DeepSDFStruct.deep_sdf.networks.deep_sdf_decoder#

Standard DeepSDF Decoder Network#

This module implements the standard DeepSDF decoder architecture from Park et al. (2019). The network takes a latent code and 3D coordinates as input and outputs a signed distance value.

Architecture#

The decoder is a multi-layer perceptron (MLP) with: - Concatenation of latent code and spatial coordinates at input - Optional skip connections for latent code injection - Optional coordinate injection at multiple layers - Batch normalization or weight normalization - ReLU activations (or tanh for final layer) - Dropout for regularization

The network learns to map from a latent space to implicit SDF representations, enabling compact encoding of complex 3D geometries.

Classes

DeepSDFDecoder(latent_size, dims, geom_dimension)

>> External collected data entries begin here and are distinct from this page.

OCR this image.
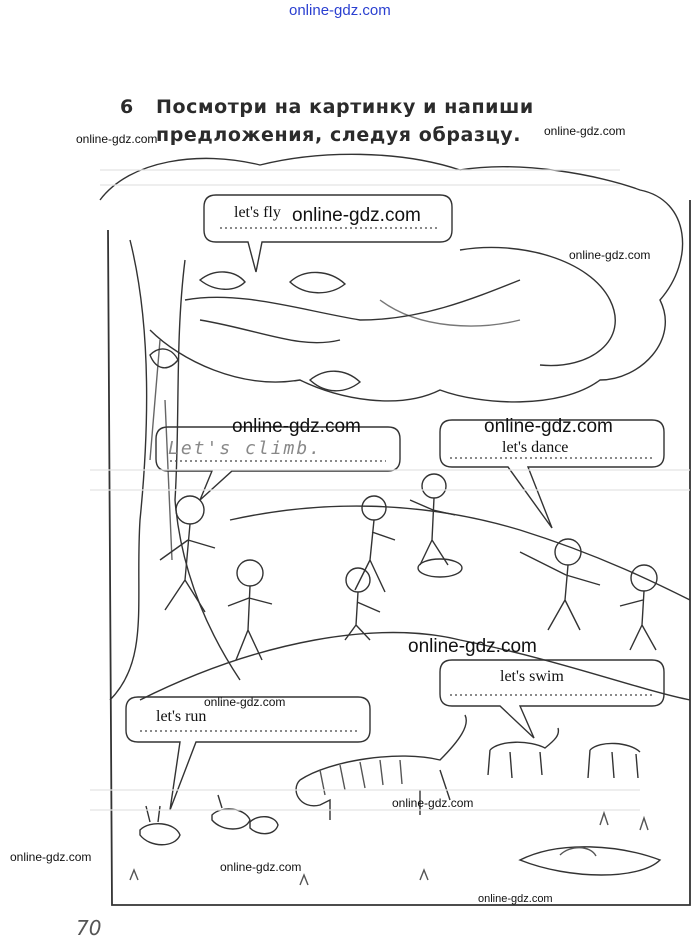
online-gdz.com
6 Посмотри на картинку и напиши
предложения, следуя образцу.
let's fly
Let's climb.	let's dance
let's swim
let's run
online-gdz.com
online-gdz.com
online-gdz.com
online-gdz.com
online-gdz.com	online-gdz.com
online-gdz.com
online-gdz.com
online-gdz.com
online-gdz.com
online-gdz.com
online-gdz.com
70
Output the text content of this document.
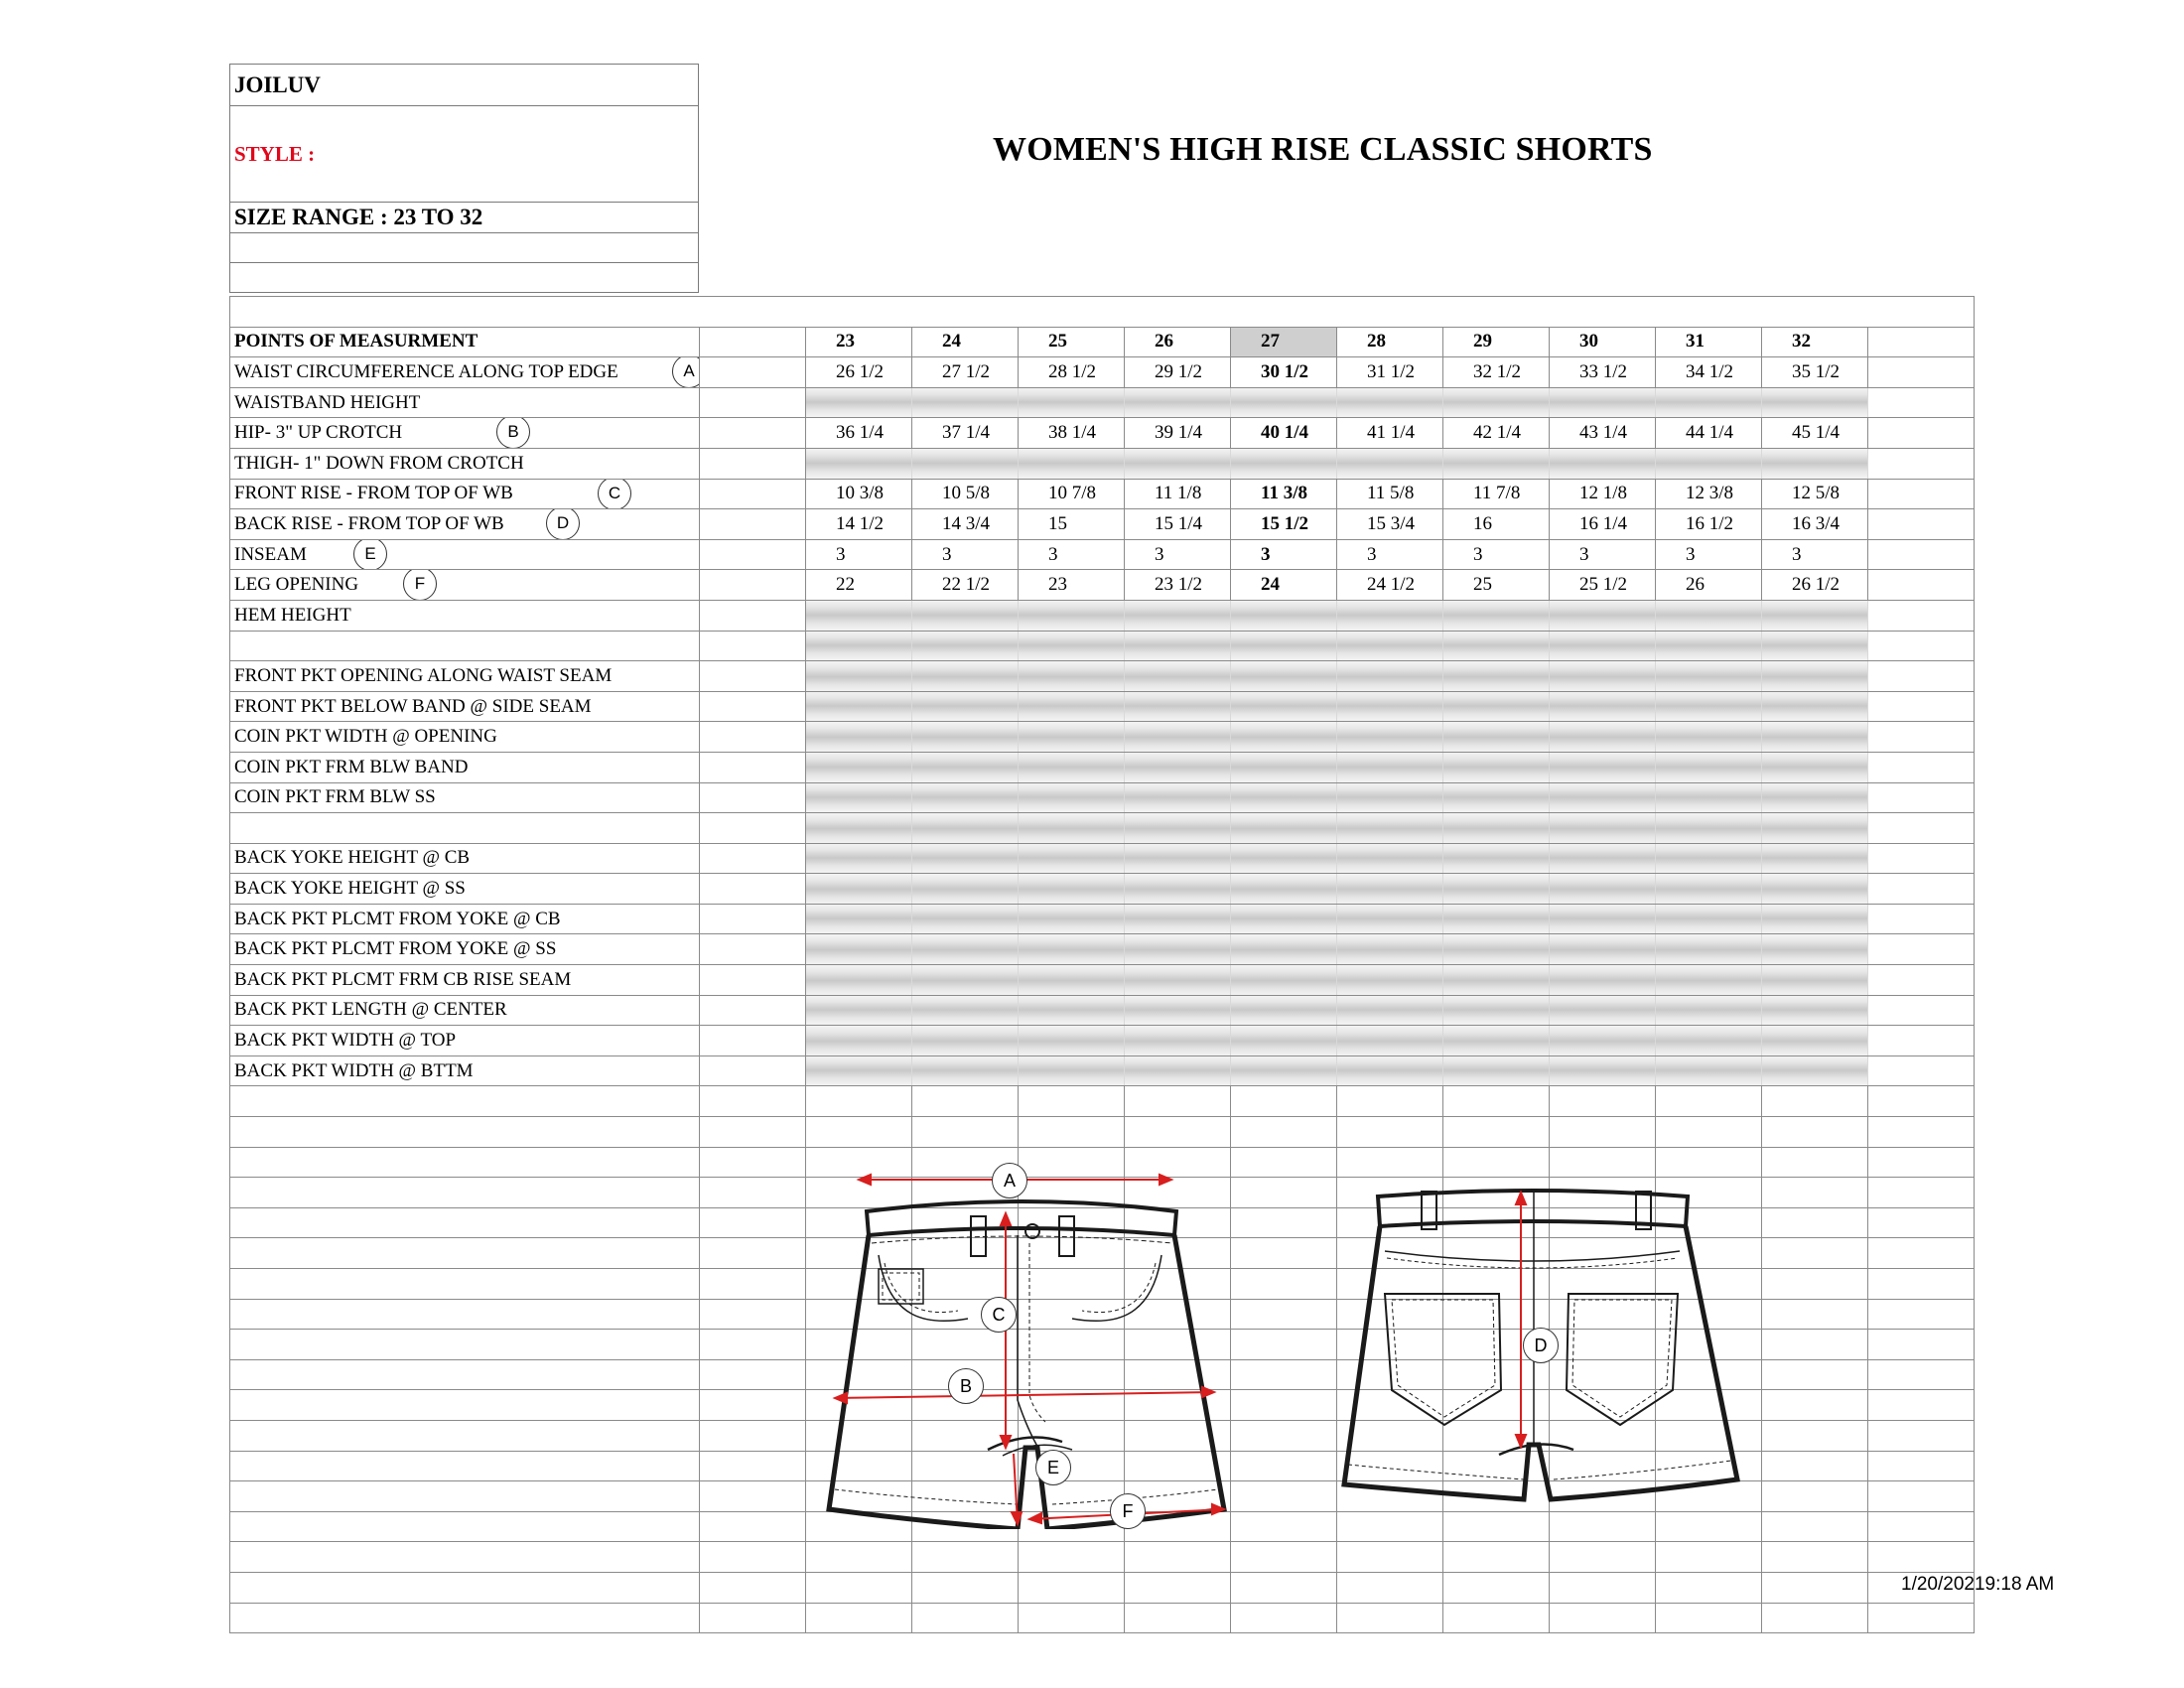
JOILUV
STYLE :
SIZE RANGE : 23 TO 32

WOMEN'S HIGH RISE CLASSIC SHORTS

POINTS OF MEASURMENT		23	24	25	26	27	28	29	30	31	32	
WAIST CIRCUMFERENCE ALONG TOP EDGE A		26 1/2	27 1/2	28 1/2	29 1/2	30 1/2	31 1/2	32 1/2	33 1/2	34 1/2	35 1/2	
WAISTBAND HEIGHT												
HIP- 3" UP CROTCH B		36 1/4	37 1/4	38 1/4	39 1/4	40 1/4	41 1/4	42 1/4	43 1/4	44 1/4	45 1/4	
THIGH- 1" DOWN FROM CROTCH												
FRONT RISE - FROM TOP OF WB C		10 3/8	10 5/8	10 7/8	11 1/8	11 3/8	11 5/8	11 7/8	12 1/8	12 3/8	12 5/8	
BACK RISE - FROM TOP OF WB D		14 1/2	14 3/4	15	15 1/4	15 1/2	15 3/4	16	16 1/4	16 1/2	16 3/4	
INSEAM E		3	3	3	3	3	3	3	3	3	3	
LEG OPENING F		22	22 1/2	23	23 1/2	24	24 1/2	25	25 1/2	26	26 1/2	
HEM HEIGHT												

FRONT PKT OPENING ALONG WAIST SEAM												
FRONT PKT BELOW BAND @ SIDE SEAM												
COIN PKT WIDTH @ OPENING												
COIN PKT FRM BLW BAND												
COIN PKT FRM BLW SS												

BACK YOKE HEIGHT @ CB												
BACK YOKE HEIGHT @ SS												
BACK PKT PLCMT FROM YOKE @ CB												
BACK PKT PLCMT FROM YOKE @ SS												
BACK PKT PLCMT FRM CB RISE SEAM												
BACK PKT LENGTH @ CENTER												
BACK PKT WIDTH @ TOP												
BACK PKT WIDTH @ BTTM												

A
C
B
E
F
D
1/20/20219:18 AM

class DeepSDFStruct.deep_sdf.networks.deep_sdf_decoder.DeepSDFDecoder(latent_size, dims, geom_dimension, dropout=None, dropout_prob=0.0, norm_layers=(), latent_in=(), weight_norm=False, xyz_in_all=None, use_tanh=False, latent_dropout=False)#

Bases: torch.nn.modules.module.Module

forward(input)#

Define the computation performed at every call.

Should be overridden by all subclasses.

Note

Although the recipe for forward pass needs to be defined within this function, one should call the Module instance afterwards instead of this since the former takes care of running the registered hooks while the latter silently ignores them.